Masuo and Ritsuko finally arrive at Terumichi's cabin in the film's final segment, to discover that the telegram informing them of Terumichi's death is true. Ritsuko feels an obligation to commit suicide next to Terumichi, because he had been her lover. Masuo leaves the scene, and outside has a flashback to a childhood memory of playing baseball with his cousins and Setsuko, who have all died.

== Cast ==
- Nobuko Otowa as Sakurada Shizu
- Kenzō Kawarasaki as Masuo
- Kei Satō as Kazuomi, Grandfather
- Atsuko Kaku as Ritsuko
- Atsuo Nakamura as Terumichi
- Akiko Koyama as Setsuko
- Fumio Watanabe as Susumu
- Kiyoshi Tsuchiya as Tadashi
- Hosei Komatsu as Sakurada Isamu
- Rokkō Toura as Sakurada Mamoru
- Eitarō Ozawa as Tachibana Takeyo

==Production==

===Themes and interpretations===
The Ceremony, like many other Ōshima films, is often seen as a social critique of Japanese society. One of the most important themes in the film is that of the clan's attempt to look prosperous on the outside, while it is secretly falling apart from within. In his article on Nagisa Ōshima at Senses of Cinema, Nelson Kim makes the case that this is showing how Japan in and of itself is "trapped between past and present", with an older generation stuck in their ways and a younger generation afraid to speak up. Any attempt at changing of the social order is quelled. This is seen best with the character of Tadashi, a far-right nationalist sympathizer who coincidentally dies after attempting to interrupt Masuo's wedding ceremony.

The film also shows the lengths that the Sakurada clan goes to preserve traditions, and how they negatively affect the younger generations. This is best seen in Masuo's wedding scene, in which his bride does not appear. Rather than canceling the wedding, Kazuomi insists that the ceremony go through as planned, with Masuo facing the embarrassment of having to marry a nonexistent bride.

The incest committed within the family is also a recurring critique of Japanese society. The clan's obsession with inbreeding to keep the family line pure is a reflection of the conformity, xenophobia, and racism that pervade Japanese society. Xenophobia is also satirized again at Masuo's wedding ceremony, when a relative of the absent bride is giving a speech on how this nonexistent girl is a "perfect and pure Japanese girl" who has been untainted by foreign influence.
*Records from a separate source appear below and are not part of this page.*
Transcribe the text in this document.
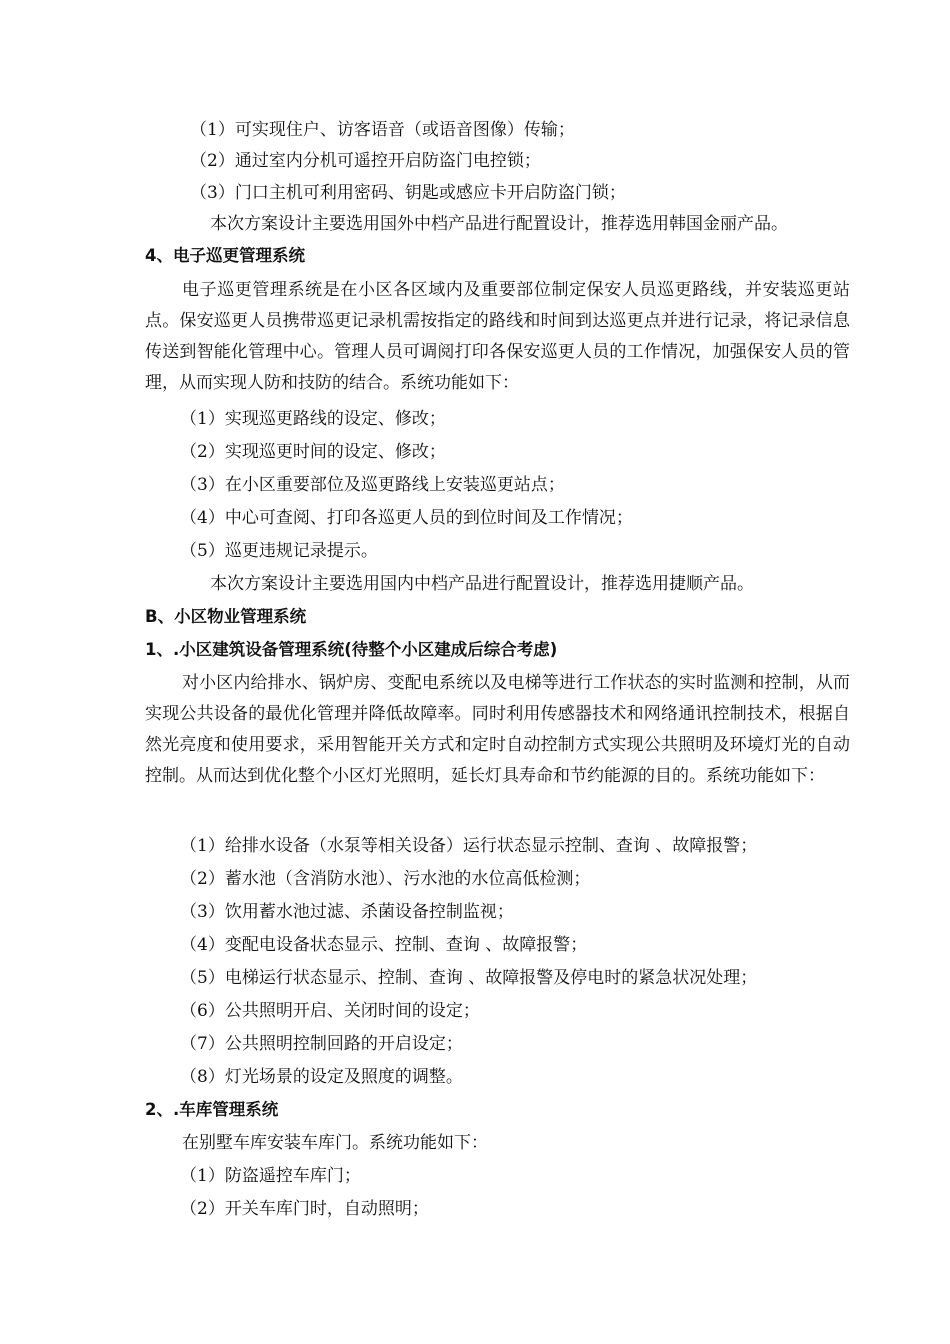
（1）可实现住户、访客语音（或语音图像）传输；
（2）通过室内分机可遥控开启防盗门电控锁；
（3）门口主机可利用密码、钥匙或感应卡开启防盗门锁；
本次方案设计主要选用国外中档产品进行配置设计，推荐选用韩国金丽产品。
4、电子巡更管理系统

电子巡更管理系统是在小区各区域内及重要部位制定保安人员巡更路线，并安装巡更站点。保安巡更人员携带巡更记录机需按指定的路线和时间到达巡更点并进行记录，将记录信息传送到智能化管理中心。管理人员可调阅打印各保安巡更人员的工作情况，加强保安人员的管理，从而实现人防和技防的结合。系统功能如下：

（1）实现巡更路线的设定、修改；
（2）实现巡更时间的设定、修改；
（3）在小区重要部位及巡更路线上安装巡更站点；
（4）中心可查阅、打印各巡更人员的到位时间及工作情况；
（5）巡更违规记录提示。
本次方案设计主要选用国内中档产品进行配置设计，推荐选用捷顺产品。
B、小区物业管理系统
1、.小区建筑设备管理系统(待整个小区建成后综合考虑)

对小区内给排水、锅炉房、变配电系统以及电梯等进行工作状态的实时监测和控制，从而实现公共设备的最优化管理并降低故障率。同时利用传感器技术和网络通讯控制技术，根据自然光亮度和使用要求，采用智能开关方式和定时自动控制方式实现公共照明及环境灯光的自动控制。从而达到优化整个小区灯光照明，延长灯具寿命和节约能源的目的。系统功能如下：

（1）给排水设备（水泵等相关设备）运行状态显示控制、查询 、故障报警；
（2）蓄水池（含消防水池）、污水池的水位高低检测；
（3）饮用蓄水池过滤、杀菌设备控制监视；
（4）变配电设备状态显示、控制、查询 、故障报警；
（5）电梯运行状态显示、控制、查询 、故障报警及停电时的紧急状况处理；
（6）公共照明开启、关闭时间的设定；
（7）公共照明控制回路的开启设定；
（8）灯光场景的设定及照度的调整。
2、.车库管理系统
在别墅车库安装车库门。系统功能如下：
（1）防盗遥控车库门；
（2）开关车库门时，自动照明；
A recurring scene in the film involves Masuo putting his ear to the ground. The first time the scene is shown, he explains that he is listening for his brother, who was buried alive in northeast China. This is repeated the night before Setsuko's death, and again at the end of the film. This gesture becomes a metaphor for the backward morality and that has crippled the humanity of the Sakurada clan.

===Style and form===
The Ceremony has a nonlinear narrative, jumping back and forth between the present, with Masuo and Ritsuko heading out to find Terumichi, and the past, all the weddings and funerals Masuo attended through his life. Masuo often delivers voice-over narration directed to his relatives about his regrets of the past and his feelings of how they affected his life. The musical score appears mostly during the present day sequences between Masuo and Ritsuko, or in sequences which would otherwise be silent. The ceremonies in the past usually do not have any musical accompaniment.

Ōshima and cinematographer Toichiru Narushima often make use of symmetrical framing and wide-angle lenses, and throughout each ceremony often track the camera in toward individuals who are talking. In wider shots within the ceremonies, the camera often focuses on one side of the clan's seating arrangement at the ceremony, framed so that everyone in the frame is facing the same direction, similar to the family meal scene at the end of Yasujirō Ozu's Tokyo Story.

The Ceremony makes use of many long takes. Some of the more private conversations during the ceremonies are played out throughout static long takes, with none of the characters moving around the screen. Wide-angle tracking shots are often used to help establish locations, as the film does not make usage of the 180 degree rule in its editing.